The housing project, called Gardenview Estates, is located at the former site of the Herman Gardens public residential project – an area where there are a lot of cheap foreclosures for sale.

The developers said they know the record numbers of properties entering foreclosure auctions in Detroit and the price competition that these bargain-priced properties impose on new projects. But they insist there is a market for green homes.

Besides, the project has been affirmed and supported by the city of Detroit, the Detroit Housing Commission and the U.S. Department of Housing and Urban Development. One of its loftier goals is to replace the World War II public housing facility with a mix of energy-efficient affordable housing and rental homes for senior citizens and lower-income families.

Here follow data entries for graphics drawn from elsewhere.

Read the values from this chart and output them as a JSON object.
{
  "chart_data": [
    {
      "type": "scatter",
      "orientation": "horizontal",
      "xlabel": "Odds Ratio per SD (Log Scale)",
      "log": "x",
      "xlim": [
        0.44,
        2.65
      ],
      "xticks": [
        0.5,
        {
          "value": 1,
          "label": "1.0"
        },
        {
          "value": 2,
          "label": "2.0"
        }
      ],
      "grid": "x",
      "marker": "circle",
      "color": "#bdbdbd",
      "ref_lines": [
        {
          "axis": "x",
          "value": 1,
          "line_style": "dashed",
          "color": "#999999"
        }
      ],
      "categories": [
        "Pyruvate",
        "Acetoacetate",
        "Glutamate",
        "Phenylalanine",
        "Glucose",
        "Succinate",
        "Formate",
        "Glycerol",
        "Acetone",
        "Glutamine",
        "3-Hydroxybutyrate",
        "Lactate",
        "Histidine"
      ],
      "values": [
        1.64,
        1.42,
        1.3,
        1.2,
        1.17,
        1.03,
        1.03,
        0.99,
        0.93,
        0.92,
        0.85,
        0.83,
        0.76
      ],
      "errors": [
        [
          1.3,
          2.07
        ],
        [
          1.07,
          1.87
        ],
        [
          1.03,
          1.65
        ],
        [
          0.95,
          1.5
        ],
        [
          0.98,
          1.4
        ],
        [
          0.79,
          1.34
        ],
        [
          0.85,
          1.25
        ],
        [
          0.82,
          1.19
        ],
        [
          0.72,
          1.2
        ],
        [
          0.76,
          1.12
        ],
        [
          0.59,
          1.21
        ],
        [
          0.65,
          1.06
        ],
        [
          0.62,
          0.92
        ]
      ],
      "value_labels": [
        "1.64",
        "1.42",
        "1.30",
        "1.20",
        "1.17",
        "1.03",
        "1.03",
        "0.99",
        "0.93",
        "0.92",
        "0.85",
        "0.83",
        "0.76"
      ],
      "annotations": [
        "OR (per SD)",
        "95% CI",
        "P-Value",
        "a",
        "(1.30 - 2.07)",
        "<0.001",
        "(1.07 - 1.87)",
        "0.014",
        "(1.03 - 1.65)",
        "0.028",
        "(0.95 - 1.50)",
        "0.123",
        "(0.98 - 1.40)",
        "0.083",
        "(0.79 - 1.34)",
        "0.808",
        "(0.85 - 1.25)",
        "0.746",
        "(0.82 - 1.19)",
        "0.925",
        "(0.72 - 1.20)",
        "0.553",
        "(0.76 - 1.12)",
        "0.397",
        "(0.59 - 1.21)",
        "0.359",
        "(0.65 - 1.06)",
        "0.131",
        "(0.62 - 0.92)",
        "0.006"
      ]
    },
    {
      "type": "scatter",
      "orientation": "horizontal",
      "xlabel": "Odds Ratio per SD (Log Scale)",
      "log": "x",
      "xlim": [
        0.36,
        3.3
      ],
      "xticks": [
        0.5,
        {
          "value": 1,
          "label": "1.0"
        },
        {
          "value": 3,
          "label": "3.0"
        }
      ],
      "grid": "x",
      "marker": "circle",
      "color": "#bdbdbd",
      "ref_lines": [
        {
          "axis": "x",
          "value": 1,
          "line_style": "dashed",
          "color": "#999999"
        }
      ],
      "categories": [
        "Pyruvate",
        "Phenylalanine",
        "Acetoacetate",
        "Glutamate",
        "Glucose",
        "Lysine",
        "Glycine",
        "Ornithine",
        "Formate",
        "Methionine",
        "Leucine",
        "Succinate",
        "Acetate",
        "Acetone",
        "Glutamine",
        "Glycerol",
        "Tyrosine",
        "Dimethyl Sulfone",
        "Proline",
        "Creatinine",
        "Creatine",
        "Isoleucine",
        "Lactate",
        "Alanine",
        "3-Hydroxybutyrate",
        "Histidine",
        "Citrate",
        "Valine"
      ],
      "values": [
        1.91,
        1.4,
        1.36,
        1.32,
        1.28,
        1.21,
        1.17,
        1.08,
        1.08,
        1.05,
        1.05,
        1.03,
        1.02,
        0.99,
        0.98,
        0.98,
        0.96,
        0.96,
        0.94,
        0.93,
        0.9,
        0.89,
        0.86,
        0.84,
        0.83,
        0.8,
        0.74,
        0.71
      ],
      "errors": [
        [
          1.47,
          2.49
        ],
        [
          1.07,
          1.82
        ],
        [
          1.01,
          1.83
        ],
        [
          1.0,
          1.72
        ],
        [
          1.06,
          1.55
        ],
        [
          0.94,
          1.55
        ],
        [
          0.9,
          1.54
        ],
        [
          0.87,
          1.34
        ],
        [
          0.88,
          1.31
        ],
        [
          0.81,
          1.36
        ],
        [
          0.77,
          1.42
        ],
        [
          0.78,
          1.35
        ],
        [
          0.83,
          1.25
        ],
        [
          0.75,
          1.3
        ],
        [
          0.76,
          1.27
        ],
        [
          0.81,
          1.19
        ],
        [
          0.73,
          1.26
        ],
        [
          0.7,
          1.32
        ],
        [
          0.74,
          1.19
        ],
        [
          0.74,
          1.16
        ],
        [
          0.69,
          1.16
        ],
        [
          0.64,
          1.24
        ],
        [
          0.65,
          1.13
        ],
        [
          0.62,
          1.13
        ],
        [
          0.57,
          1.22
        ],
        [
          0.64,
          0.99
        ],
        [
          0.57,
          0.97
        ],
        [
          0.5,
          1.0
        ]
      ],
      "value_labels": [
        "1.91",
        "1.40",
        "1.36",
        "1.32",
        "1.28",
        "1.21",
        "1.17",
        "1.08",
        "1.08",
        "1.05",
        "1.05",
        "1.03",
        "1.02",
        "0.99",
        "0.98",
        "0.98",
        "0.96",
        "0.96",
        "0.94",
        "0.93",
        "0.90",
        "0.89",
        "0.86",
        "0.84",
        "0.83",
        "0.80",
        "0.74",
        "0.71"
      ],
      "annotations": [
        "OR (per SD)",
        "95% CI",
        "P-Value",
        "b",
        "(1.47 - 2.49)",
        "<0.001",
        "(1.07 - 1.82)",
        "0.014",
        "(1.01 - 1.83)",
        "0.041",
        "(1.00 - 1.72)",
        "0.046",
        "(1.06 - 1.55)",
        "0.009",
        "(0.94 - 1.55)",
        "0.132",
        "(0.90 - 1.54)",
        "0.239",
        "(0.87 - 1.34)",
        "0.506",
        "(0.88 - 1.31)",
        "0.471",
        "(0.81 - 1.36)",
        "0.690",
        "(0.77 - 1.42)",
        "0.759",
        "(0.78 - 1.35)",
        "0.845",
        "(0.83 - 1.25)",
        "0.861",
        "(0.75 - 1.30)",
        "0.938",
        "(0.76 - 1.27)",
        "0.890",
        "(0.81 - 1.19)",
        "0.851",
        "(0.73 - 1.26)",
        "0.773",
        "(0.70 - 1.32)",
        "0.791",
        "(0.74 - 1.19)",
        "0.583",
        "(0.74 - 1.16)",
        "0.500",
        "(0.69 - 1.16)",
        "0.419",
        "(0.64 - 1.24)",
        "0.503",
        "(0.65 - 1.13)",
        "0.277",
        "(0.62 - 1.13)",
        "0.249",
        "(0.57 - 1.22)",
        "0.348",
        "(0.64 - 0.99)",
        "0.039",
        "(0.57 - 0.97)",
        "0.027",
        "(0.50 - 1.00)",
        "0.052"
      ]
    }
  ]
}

The green single-family homes would be sold at prices that start at $140,000 and would cater to the housing needs of people with different levels of income. While certain investors and owner-occupant buyers may prefer buying from the large inventory of Detroit cheap homes, buyers who are conscious about the environment and the redevelopment of older housing projects will welcome projects like the Gardenview Estates.

According to the three developers involved in the project, similar projects in Detroit like the Jefferson Village, Victoria Park and Clairpointe have been sold successfully. The developers – William Phillips, William Richardson and Dwight Belyue – have worked together over the past ten years on various urban development projects.

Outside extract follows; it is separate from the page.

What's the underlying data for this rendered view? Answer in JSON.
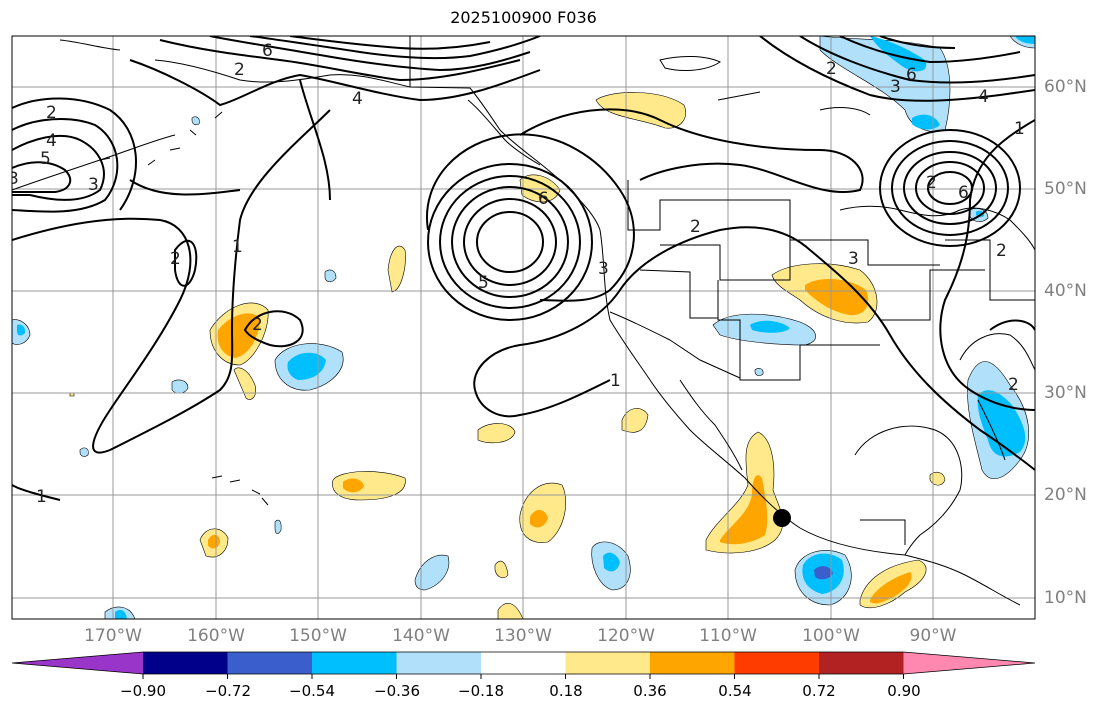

The project has been honored by the Building Industry Association of Southeastern Michigan with its Development of the Year award and has been awarded by the city with various buyer incentive programs.

Buyers of units at Gardenview Estates will be granted tax abatement under the Neighborhood Enterprise Zone development program and down payment assistance from the City of Detroit Home Funds.

The homes will all be three-bedroom units with two price levels: the smaller home lots will sell starting at $140,000 and the bigger home lots will sell starting at $180,000. Green-construction standards like the use of energy-efficient roofing materials, furnaces and insulation will be applied.

According to the developers, the project can compete successfully with Detroit cheap homes through its efforts to provide a sustainable neighborhood for families.